Figure 6 shows profiles of doxorubicin diffusion in the alginate-agarose gel measured by direct sectioning of gel samples containing DEB’s. It is observed that the diffusion of doxorubicin released from non-radiopaque beads were much faster compared to radiopaque beads with almost double the diffusion distance in 120 minutes. This is due to the high chemical potential of doxorubicin released from the less dense structure of non-radiopaque bead compared to the more compact radiopaque bead which contained iodinated radiopaque groups.


As a supplementary point, although the direct sectioning method is an invasive test method, it does provide consistent evidence of doxorubicin diffusion in tissue-mimicking hydrogel as the previous in situ confocal measurement.  The tissue models also have potential for further refinement in terms of viscosity, ionic content and base geometry.

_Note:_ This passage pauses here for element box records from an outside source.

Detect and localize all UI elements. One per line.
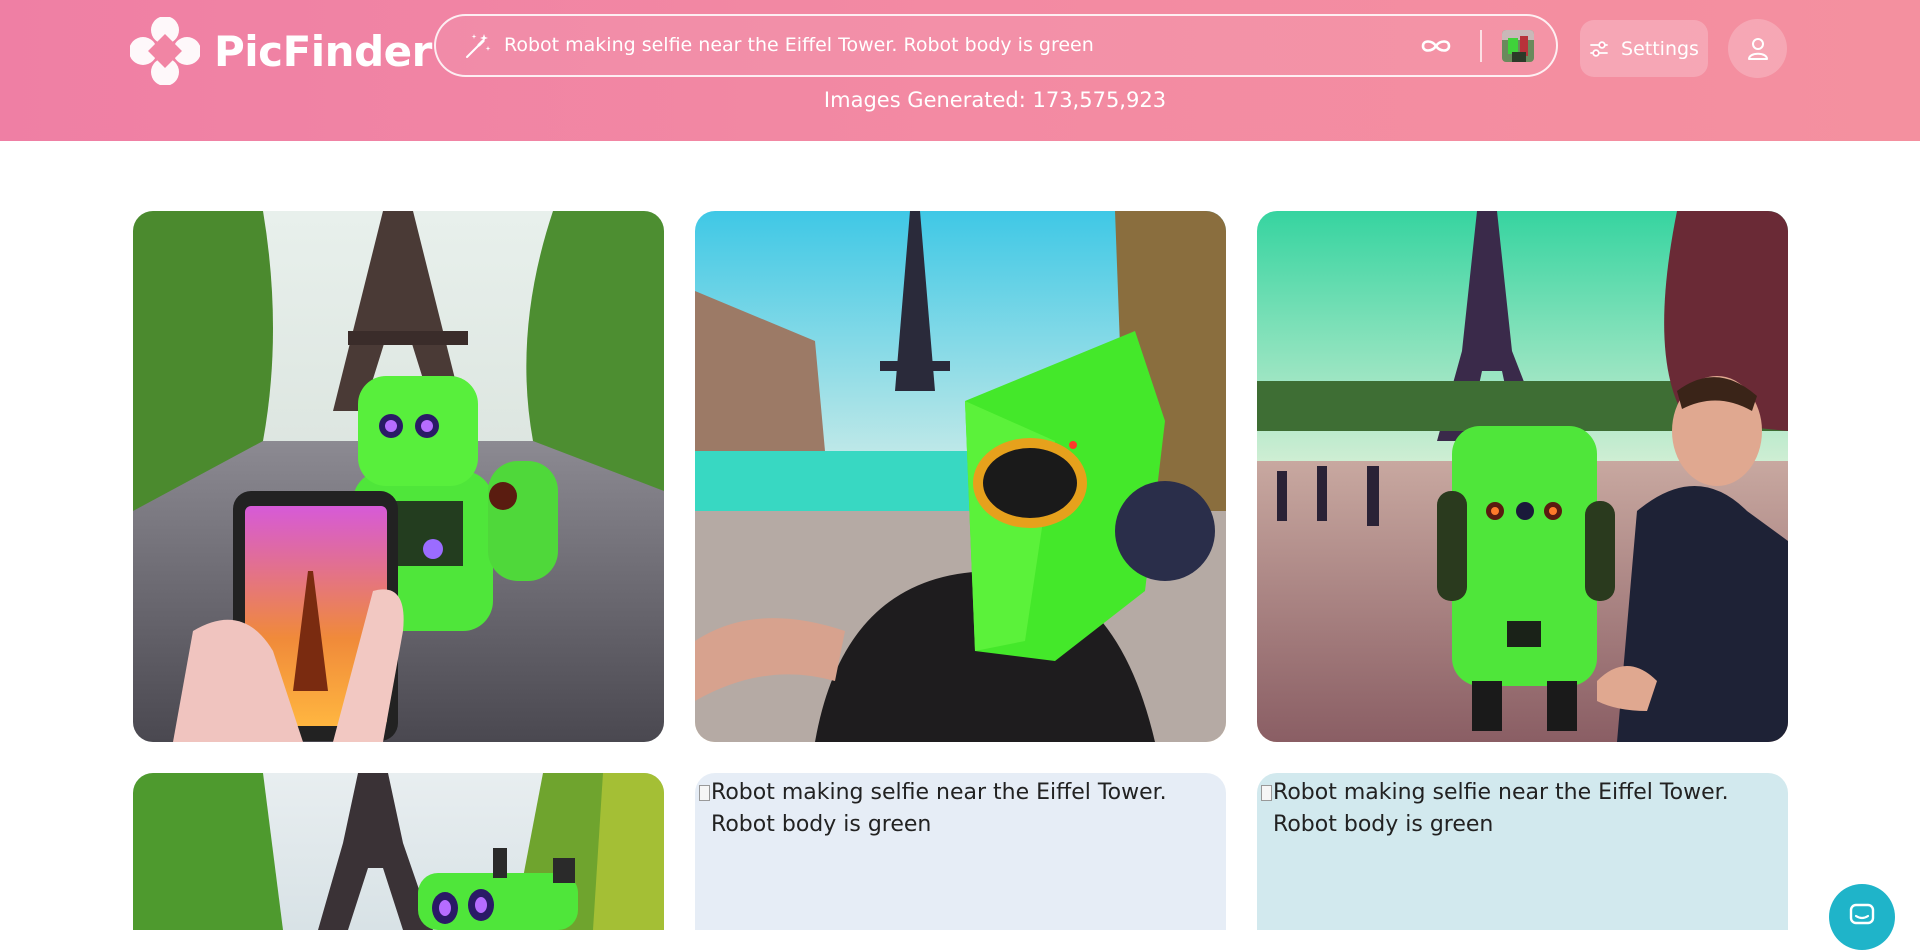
settings-button[interactable]: Settings — [1580, 20, 1708, 77]
brand-logo[interactable]: PicFinder — [130, 17, 432, 85]
chat-icon — [1849, 903, 1875, 925]
image-thumbnail-icon[interactable] — [1502, 30, 1534, 62]
image-alt-text: Robot making selfie near the Eiffel Towe… — [711, 780, 1167, 837]
image-alt-text: Robot making selfie near the Eiffel Towe… — [1273, 780, 1729, 837]
settings-label: Settings — [1621, 37, 1699, 60]
gallery-image-6-broken[interactable]: Robot making selfie near the Eiffel Towe… — [1257, 773, 1788, 930]
magic-wand-icon[interactable] — [462, 31, 492, 61]
sliders-icon — [1590, 40, 1608, 57]
search-input[interactable]: Robot making selfie near the Eiffel Towe… — [504, 16, 1384, 75]
user-account-button[interactable] — [1728, 19, 1787, 78]
gallery-image-1[interactable] — [133, 211, 664, 742]
search-bar[interactable]: Robot making selfie near the Eiffel Towe… — [434, 14, 1558, 77]
gallery-image-5-broken[interactable]: Robot making selfie near the Eiffel Towe… — [695, 773, 1226, 930]
user-icon — [1747, 37, 1768, 60]
header: PicFinder Robot making selfie near the E… — [0, 0, 1920, 141]
brand-name: PicFinder — [214, 26, 432, 76]
images-generated-counter: Images Generated: 173,575,923 — [823, 88, 1167, 112]
infinity-icon[interactable] — [1418, 32, 1454, 60]
picfinder-logo-icon — [130, 17, 200, 85]
broken-image-icon — [699, 785, 711, 801]
gallery-image-4[interactable] — [133, 773, 664, 930]
gallery-image-3[interactable] — [1257, 211, 1788, 742]
broken-image-icon — [1261, 785, 1273, 801]
chat-launcher[interactable] — [1829, 884, 1895, 950]
gallery-image-2[interactable] — [695, 211, 1226, 742]
search-divider — [1480, 30, 1482, 62]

Conclusions:  Two novel methods were used to monitor drug elution in a parenchymal tissue-mimic. The results demonstrated comparable trends to published radiopaque elution data in other models with intra-methodological alignment between section and real-time methods. Elution rate variations between microsphere types illustrate the sensitivity of the method for tissue diffusion rate determination.  Tighter molecular packing in radiopaque beads results in a slower drug elution rate relative to the non-radiopaque beads tested in this experiment, potentially providing a longer therapeutic window in treatment.


References: [1] Bian, S., Seth, A., et al. (2017) Rev Sci Instrum. 88.(3): 034302

                      [2] Ashrafi, K., Y. Tang, et al. (2017) JCR.250: 36-47.

                      [3] Swaine, T., et al. (2016) Eur. J. of Pharm. Sci. 93: p. 351-359.